We'll see where this goes; for now I'll have to rely on queries, I suspect 😎

exa-Gabi
Team Exasol
Team Exasol

To add to @PeterK excellent answer, I'd like to point out some tradeoffs and hopefully shed some light on how things work:

* Exact statistics come with a non-trivial performance cost attached. For instance, say you have a table of 1 billion rows and you delete one row; at this precise moment you don't know whether your MIN or MAX statistics are still accurate and you need to recompute your statistics for the whole affected column. Such a scenario is really cost-prohibitive and the statistics are not recomputed. The statistics are recomputed only after many enough values have been changed (via DMLs), so that the relatively large cost of computing them is amortized over a larger set of row updates - either a lot of small updates or a few large updates or anything in between (all DML's count as updates here). For this reason the statistics are not can cannot be guaranteed to be always exact.
* The column statistics need to be maintained upon DML's and thus incur some small overhead for DML queries. To minimize this overhead we create and maintain the statistics only for the necessary columns (the ones used in joins) and not for all columns.
* The column statistics generated by the system are for intended to be for internal use and, eventually, help understand bad join queues, not for being used for checks against table data. To retrieve MIN, MAX and other table statistics one can always use the relevant aggregated functions provided by the system using normal SQL queries against the table of interest

Hope it helps.

EXA-Dude, database developer, history buff. Member of Team Exasol.

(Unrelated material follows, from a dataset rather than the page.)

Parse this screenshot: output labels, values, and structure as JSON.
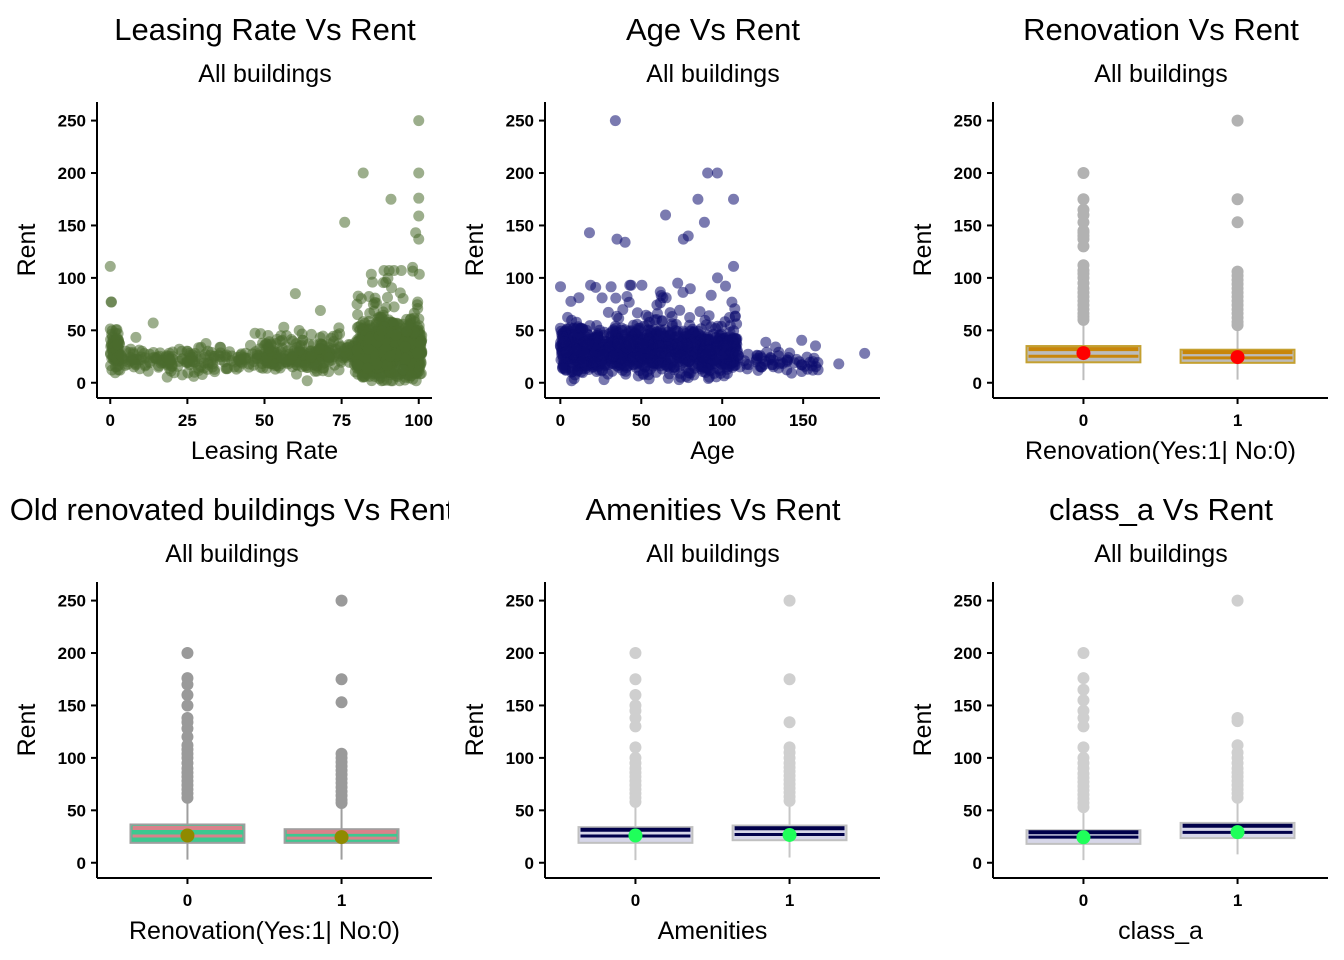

View solution in original post

jwarlander
Xpert

Yeah, I suspected as much!

I'm also in need of min/max/avg values over a few different time periods, which of course wouldn't be possible to derive from total column statistics.. My best bet is probably to try and optimize the way Redata queries for these statistics, specifically try and grab as much as I can in a single query on the table instead of one query per statistic per column.

exa-MathiasHo
Community Manager
Community Manager

Hi @jwarlander ,

I mean, what is "interesting", right? Jokes aside, I definitely will see what I can find out! Please bear with me.